I am writing for a friend who is unable to come on here at present, she has dreadful pain with her MS and was recently told by a Neuro that she should ask for the new oral drugs (Betaferon caused too many side effects and she was told that oral drugs may not).
Could anyone tell her whether taking oral drugs have helped with MS pain.
“Oral drugs” covers a huge spectrum, so I’m assuming you mean oral DMDs in particular, if they are being suggested as an alternative to Betaferon.
A key thing to understand is that NONE of the DMDs - whether oral or the conventional injectables - are intended to treat symptoms such as pain. Their only job is to try to reduce or prevent future relapses, not to make the person feel better NOW. If your friend opts for the oral DMDs, it needs to be on the clear understanding that reducing future relapses IS a benefit, but treating symptoms is not the aim. It’s unreasonable to expect any DMD to work as a painkiller, because that’s not what they’re for.
If someone is relapsing very frequently, and it’s the relapses causing the pain, then yes, I suppose managing to prolong the intervals between relapses would enable a fuller recovery, and perhaps improve how the person feels. But that’s really more of a by-the-by, and still wouldn’t mean the DMD was functioning as a painkiller. DMDs don’t reverse damage that has already happened, and that’s why they’re not very effective at treating symptoms, which result from existing damage.
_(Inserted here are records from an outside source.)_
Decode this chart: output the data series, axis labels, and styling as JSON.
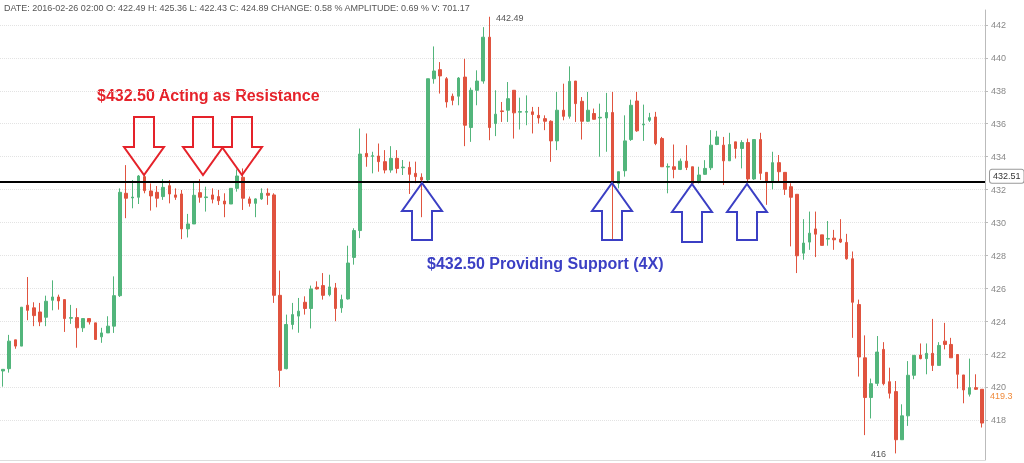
{
  "chart_data": {
    "type": "candlestick",
    "categories": [
      null,
      null,
      null,
      null,
      null,
      null,
      null,
      null,
      null,
      null,
      null,
      null,
      null,
      null,
      null,
      null,
      null,
      null,
      null,
      null,
      null,
      null,
      null,
      null,
      null,
      null,
      null,
      null,
      null,
      null,
      null,
      null,
      null,
      null,
      null,
      null,
      null,
      null,
      null,
      null,
      null,
      null,
      null,
      null,
      null,
      null,
      null,
      null,
      null,
      null,
      null,
      null,
      null,
      null,
      null,
      null,
      null,
      null,
      null,
      null,
      null,
      null,
      null,
      null,
      null,
      null,
      null,
      null,
      null,
      null,
      null,
      null,
      null,
      null,
      null,
      null,
      null,
      null,
      null,
      null,
      null,
      null,
      null,
      null,
      null,
      null,
      null,
      null,
      null,
      null,
      null,
      null,
      null,
      null,
      null,
      null,
      null,
      null,
      null,
      null,
      null,
      null,
      null,
      null,
      null,
      null,
      null,
      null,
      null,
      null,
      null,
      null,
      null,
      null,
      null,
      null,
      null,
      null,
      null,
      null,
      null,
      null,
      null,
      null,
      null,
      null,
      null,
      null,
      null,
      null,
      null,
      null,
      null,
      null,
      null,
      null,
      null,
      null,
      null,
      null,
      null,
      null,
      null,
      null,
      null,
      null,
      null,
      null,
      null,
      null,
      null,
      null,
      null,
      null,
      null,
      null,
      null,
      null,
      null,
      null
    ],
    "ohlc": [
      [
        421.0,
        421.1,
        420.05,
        421.1
      ],
      [
        421.14,
        423.19,
        420.9,
        422.81
      ],
      [
        422.89,
        422.89,
        422.35,
        422.51
      ],
      [
        422.51,
        424.87,
        422.51,
        424.87
      ],
      [
        424.99,
        426.7,
        424.08,
        424.68
      ],
      [
        424.83,
        425.17,
        423.72,
        424.36
      ],
      [
        424.58,
        425.13,
        423.72,
        423.98
      ],
      [
        424.26,
        425.57,
        423.72,
        425.23
      ],
      [
        425.29,
        426.5,
        424.68,
        425.49
      ],
      [
        425.49,
        425.63,
        424.72,
        425.25
      ],
      [
        425.33,
        425.33,
        423.37,
        424.18
      ],
      [
        424.2,
        425.01,
        423.86,
        424.24
      ],
      [
        424.24,
        424.81,
        422.41,
        423.62
      ],
      [
        423.62,
        424.18,
        423.37,
        424.18
      ],
      [
        424.18,
        424.18,
        423.82,
        423.98
      ],
      [
        423.92,
        423.92,
        422.91,
        422.91
      ],
      [
        423.07,
        423.62,
        422.71,
        423.31
      ],
      [
        423.31,
        424.32,
        423.31,
        423.72
      ],
      [
        423.72,
        426.74,
        423.31,
        425.57
      ],
      [
        425.57,
        432.08,
        425.49,
        431.84
      ],
      [
        431.78,
        433.49,
        430.27,
        431.48
      ],
      [
        431.5,
        432.58,
        430.87,
        431.55
      ],
      [
        431.54,
        432.89,
        431.13,
        432.83
      ],
      [
        432.79,
        432.89,
        431.78,
        431.94
      ],
      [
        431.92,
        432.38,
        430.73,
        431.62
      ],
      [
        431.84,
        432.22,
        430.93,
        431.48
      ],
      [
        431.58,
        432.64,
        431.38,
        432.14
      ],
      [
        432.24,
        432.58,
        431.17,
        431.74
      ],
      [
        431.68,
        432.08,
        431.38,
        431.54
      ],
      [
        431.74,
        431.98,
        429.0,
        429.62
      ],
      [
        429.62,
        430.53,
        429.1,
        429.92
      ],
      [
        429.92,
        432.48,
        429.92,
        431.66
      ],
      [
        431.82,
        432.64,
        431.21,
        431.54
      ],
      [
        431.52,
        432.18,
        430.67,
        431.56
      ],
      [
        431.68,
        432.08,
        431.17,
        431.42
      ],
      [
        431.58,
        431.98,
        431.07,
        431.33
      ],
      [
        431.31,
        431.78,
        430.33,
        431.13
      ],
      [
        431.13,
        432.08,
        431.13,
        432.08
      ],
      [
        432.08,
        433.23,
        431.88,
        432.83
      ],
      [
        432.75,
        433.29,
        430.77,
        431.48
      ],
      [
        431.44,
        431.58,
        430.97,
        431.17
      ],
      [
        431.17,
        431.48,
        430.33,
        431.44
      ],
      [
        431.44,
        432.08,
        431.38,
        431.78
      ],
      [
        431.78,
        432.08,
        431.08,
        431.66
      ],
      [
        431.68,
        431.78,
        425.13,
        425.59
      ],
      [
        425.59,
        427.09,
        420.03,
        421.04
      ],
      [
        421.14,
        424.42,
        421.1,
        423.82
      ],
      [
        423.82,
        425.13,
        423.52,
        424.42
      ],
      [
        424.33,
        425.43,
        423.32,
        424.63
      ],
      [
        425.17,
        425.53,
        424.42,
        424.79
      ],
      [
        424.79,
        426.18,
        423.58,
        425.98
      ],
      [
        426.08,
        426.44,
        425.94,
        425.98
      ],
      [
        426.18,
        426.94,
        425.33,
        425.59
      ],
      [
        425.63,
        426.84,
        425.53,
        426.1
      ],
      [
        426.04,
        426.34,
        424.02,
        424.79
      ],
      [
        424.83,
        425.63,
        424.53,
        425.33
      ],
      [
        425.37,
        428.6,
        425.33,
        427.55
      ],
      [
        427.89,
        429.66,
        427.45,
        429.52
      ],
      [
        429.52,
        435.71,
        429.06,
        434.16
      ],
      [
        434.2,
        435.41,
        433.39,
        434.0
      ],
      [
        434.02,
        434.3,
        432.99,
        434.06
      ],
      [
        434.04,
        434.8,
        433.09,
        433.7
      ],
      [
        433.7,
        434.4,
        432.99,
        433.19
      ],
      [
        433.19,
        434.64,
        433.03,
        433.9
      ],
      [
        433.9,
        434.4,
        432.99,
        433.29
      ],
      [
        433.33,
        433.8,
        432.89,
        433.37
      ],
      [
        433.35,
        433.7,
        431.74,
        432.93
      ],
      [
        432.99,
        433.7,
        432.39,
        432.79
      ],
      [
        432.75,
        432.99,
        430.33,
        432.59
      ],
      [
        432.59,
        438.73,
        432.49,
        438.73
      ],
      [
        438.73,
        440.69,
        438.43,
        439.2
      ],
      [
        439.28,
        439.74,
        437.83,
        438.9
      ],
      [
        438.73,
        438.83,
        436.98,
        437.32
      ],
      [
        437.67,
        437.83,
        437.12,
        437.42
      ],
      [
        437.67,
        438.83,
        437.12,
        438.77
      ],
      [
        438.83,
        439.94,
        434.64,
        435.91
      ],
      [
        435.77,
        438.19,
        434.9,
        438.03
      ],
      [
        438.03,
        439.24,
        437.12,
        438.59
      ],
      [
        438.59,
        441.86,
        438.43,
        441.25
      ],
      [
        441.25,
        442.49,
        435.0,
        435.77
      ],
      [
        436.01,
        438.03,
        435.25,
        436.58
      ],
      [
        436.78,
        437.32,
        436.11,
        436.74
      ],
      [
        436.82,
        438.53,
        436.11,
        437.52
      ],
      [
        438.03,
        438.03,
        435.1,
        436.66
      ],
      [
        436.7,
        437.58,
        435.65,
        436.74
      ],
      [
        436.7,
        437.72,
        435.91,
        436.74
      ],
      [
        436.72,
        437.02,
        435.41,
        436.56
      ],
      [
        436.51,
        437.02,
        436.01,
        436.35
      ],
      [
        436.31,
        436.51,
        435.61,
        436.15
      ],
      [
        436.15,
        436.21,
        433.69,
        434.96
      ],
      [
        434.96,
        437.93,
        434.4,
        436.82
      ],
      [
        436.82,
        438.43,
        436.21,
        436.45
      ],
      [
        436.45,
        439.48,
        436.31,
        438.57
      ],
      [
        438.59,
        438.59,
        436.11,
        437.22
      ],
      [
        437.36,
        437.62,
        435.04,
        436.15
      ],
      [
        436.15,
        437.93,
        436.11,
        436.82
      ],
      [
        436.62,
        436.92,
        436.25,
        436.27
      ],
      [
        436.35,
        437.22,
        434.0,
        436.39
      ],
      [
        436.35,
        437.87,
        434.3,
        436.68
      ],
      [
        436.68,
        437.93,
        428.96,
        432.38
      ],
      [
        432.38,
        433.09,
        432.08,
        433.09
      ],
      [
        433.15,
        436.51,
        432.79,
        434.96
      ],
      [
        435.04,
        437.46,
        434.96,
        437.12
      ],
      [
        437.38,
        437.93,
        435.51,
        435.57
      ],
      [
        435.93,
        437.16,
        434.96,
        435.97
      ],
      [
        436.21,
        436.66,
        436.11,
        436.37
      ],
      [
        436.41,
        436.72,
        434.7,
        434.8
      ],
      [
        435.1,
        435.2,
        433.39,
        433.39
      ],
      [
        433.37,
        433.59,
        431.78,
        433.41
      ],
      [
        433.39,
        434.74,
        432.69,
        433.23
      ],
      [
        433.23,
        433.89,
        433.19,
        433.73
      ],
      [
        433.73,
        434.7,
        433.19,
        433.35
      ],
      [
        433.39,
        433.39,
        432.28,
        432.38
      ],
      [
        432.48,
        433.39,
        432.38,
        432.89
      ],
      [
        432.93,
        433.79,
        432.89,
        433.29
      ],
      [
        433.33,
        435.61,
        433.19,
        434.7
      ],
      [
        434.74,
        435.57,
        434.7,
        435.2
      ],
      [
        434.7,
        435.2,
        432.28,
        433.75
      ],
      [
        433.75,
        435.45,
        433.75,
        434.74
      ],
      [
        434.9,
        434.9,
        433.89,
        434.5
      ],
      [
        434.5,
        435.0,
        433.29,
        434.86
      ],
      [
        434.86,
        435.1,
        432.48,
        432.65
      ],
      [
        432.65,
        435.04,
        432.59,
        435.04
      ],
      [
        435.04,
        435.45,
        432.59,
        432.99
      ],
      [
        433.05,
        433.05,
        431.08,
        432.49
      ],
      [
        432.53,
        434.3,
        432.02,
        433.64
      ],
      [
        433.64,
        434.1,
        432.49,
        433.09
      ],
      [
        433.05,
        433.05,
        431.68,
        432.02
      ],
      [
        432.18,
        432.39,
        428.56,
        431.54
      ],
      [
        431.72,
        431.72,
        426.94,
        427.99
      ],
      [
        428.15,
        430.21,
        427.75,
        428.76
      ],
      [
        428.82,
        430.67,
        428.35,
        429.36
      ],
      [
        429.62,
        430.67,
        427.91,
        429.3
      ],
      [
        429.26,
        429.26,
        428.62,
        428.62
      ],
      [
        429.0,
        430.1,
        428.6,
        429.04
      ],
      [
        429.06,
        429.56,
        428.35,
        428.96
      ],
      [
        429.0,
        430.21,
        428.76,
        428.82
      ],
      [
        428.8,
        429.32,
        427.75,
        427.81
      ],
      [
        427.81,
        428.25,
        423.01,
        425.17
      ],
      [
        425.03,
        425.33,
        420.66,
        421.85
      ],
      [
        421.8,
        423.16,
        417.11,
        419.39
      ],
      [
        419.39,
        420.54,
        418.12,
        420.23
      ],
      [
        420.25,
        423.12,
        420.09,
        422.15
      ],
      [
        422.31,
        422.75,
        420.13,
        420.23
      ],
      [
        420.35,
        421.2,
        419.33,
        419.65
      ],
      [
        419.75,
        420.39,
        416,
        416.83
      ],
      [
        416.83,
        418.98,
        416.83,
        418.28
      ],
      [
        418.28,
        421.6,
        417.67,
        420.74
      ],
      [
        420.74,
        421.95,
        420.5,
        421.95
      ],
      [
        421.97,
        422.67,
        421.71,
        421.75
      ],
      [
        421.75,
        422.67,
        420.8,
        422.07
      ],
      [
        422.07,
        424.16,
        421.0,
        421.34
      ],
      [
        421.34,
        422.75,
        421.34,
        422.55
      ],
      [
        422.81,
        423.92,
        422.31,
        422.61
      ],
      [
        422.61,
        423.01,
        421.8,
        421.8
      ],
      [
        422.0,
        422.0,
        419.93,
        420.8
      ],
      [
        420.76,
        420.76,
        419.04,
        419.85
      ],
      [
        419.59,
        421.75,
        419.45,
        419.99
      ],
      [
        419.99,
        420.8,
        419.85,
        419.89
      ],
      [
        419.89,
        419.89,
        417.57,
        417.84
      ]
    ],
    "colors": [
      "#52b57b",
      "#52b57b",
      "#e0533f",
      "#52b57b",
      "#e0533f",
      "#e0533f",
      "#e0533f",
      "#52b57b",
      "#52b57b",
      "#e0533f",
      "#e0533f",
      "#52b57b",
      "#e0533f",
      "#52b57b",
      "#e0533f",
      "#e0533f",
      "#52b57b",
      "#52b57b",
      "#52b57b",
      "#52b57b",
      "#e0533f",
      "#52b57b",
      "#52b57b",
      "#e0533f",
      "#e0533f",
      "#e0533f",
      "#52b57b",
      "#e0533f",
      "#e0533f",
      "#e0533f",
      "#52b57b",
      "#52b57b",
      "#e0533f",
      "#52b57b",
      "#e0533f",
      "#e0533f",
      "#e0533f",
      "#52b57b",
      "#52b57b",
      "#e0533f",
      "#e0533f",
      "#52b57b",
      "#52b57b",
      "#e0533f",
      "#e0533f",
      "#e0533f",
      "#52b57b",
      "#52b57b",
      "#52b57b",
      "#e0533f",
      "#52b57b",
      "#e0533f",
      "#e0533f",
      "#52b57b",
      "#e0533f",
      "#52b57b",
      "#52b57b",
      "#52b57b",
      "#52b57b",
      "#e0533f",
      "#52b57b",
      "#e0533f",
      "#e0533f",
      "#52b57b",
      "#e0533f",
      "#52b57b",
      "#e0533f",
      "#e0533f",
      "#e0533f",
      "#52b57b",
      "#52b57b",
      "#e0533f",
      "#e0533f",
      "#e0533f",
      "#52b57b",
      "#e0533f",
      "#52b57b",
      "#52b57b",
      "#52b57b",
      "#e0533f",
      "#52b57b",
      "#e0533f",
      "#52b57b",
      "#e0533f",
      "#52b57b",
      "#52b57b",
      "#e0533f",
      "#e0533f",
      "#e0533f",
      "#e0533f",
      "#52b57b",
      "#e0533f",
      "#52b57b",
      "#e0533f",
      "#e0533f",
      "#52b57b",
      "#e0533f",
      "#52b57b",
      "#52b57b",
      "#e0533f",
      "#52b57b",
      "#52b57b",
      "#52b57b",
      "#e0533f",
      "#52b57b",
      "#52b57b",
      "#e0533f",
      "#e0533f",
      "#52b57b",
      "#e0533f",
      "#52b57b",
      "#e0533f",
      "#e0533f",
      "#52b57b",
      "#52b57b",
      "#52b57b",
      "#52b57b",
      "#e0533f",
      "#52b57b",
      "#e0533f",
      "#52b57b",
      "#e0533f",
      "#52b57b",
      "#e0533f",
      "#e0533f",
      "#52b57b",
      "#e0533f",
      "#e0533f",
      "#e0533f",
      "#e0533f",
      "#52b57b",
      "#52b57b",
      "#e0533f",
      "#e0533f",
      "#52b57b",
      "#e0533f",
      "#e0533f",
      "#e0533f",
      "#e0533f",
      "#e0533f",
      "#e0533f",
      "#52b57b",
      "#52b57b",
      "#e0533f",
      "#e0533f",
      "#e0533f",
      "#52b57b",
      "#52b57b",
      "#52b57b",
      "#e0533f",
      "#52b57b",
      "#e0533f",
      "#52b57b",
      "#e0533f",
      "#e0533f",
      "#e0533f",
      "#e0533f",
      "#52b57b",
      "#e0533f",
      "#e0533f"
    ],
    "ylim": [
      415.6,
      442.9
    ],
    "yticks": [
      418,
      420,
      422,
      424,
      426,
      428,
      430,
      432,
      434,
      436,
      438,
      440,
      442
    ],
    "grid": "y",
    "tick_labels": "y",
    "ref_lines": [
      {
        "axis": "y",
        "value": 432.51,
        "label": "432.51",
        "color": "#000000"
      }
    ],
    "annotations": [
      "DATE: 2016-02-26 02:00 O: 422.49 H: 425.36 L: 422.43 C: 424.89 CHANGE: 0.58 % AMPLITUDE: 0.69 % V: 701.17",
      "$432.50 Acting as Resistance",
      "$432.50 Providing Support (4X)",
      "442.49",
      "416",
      "419.3"
    ]
  }
}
Having said that, there are many oral drugs (not DMDs) that ARE designed to treat symptoms, and there’s absolutely no reason a person can’t do both - DMDs to try to limit future disease activity, and other drugs to help things NOW - you don’t have to choose on or the other.
If pain is the main problem, your friend probably needs to discuss pain relief options, as well as a different DMD. The two are not really connected.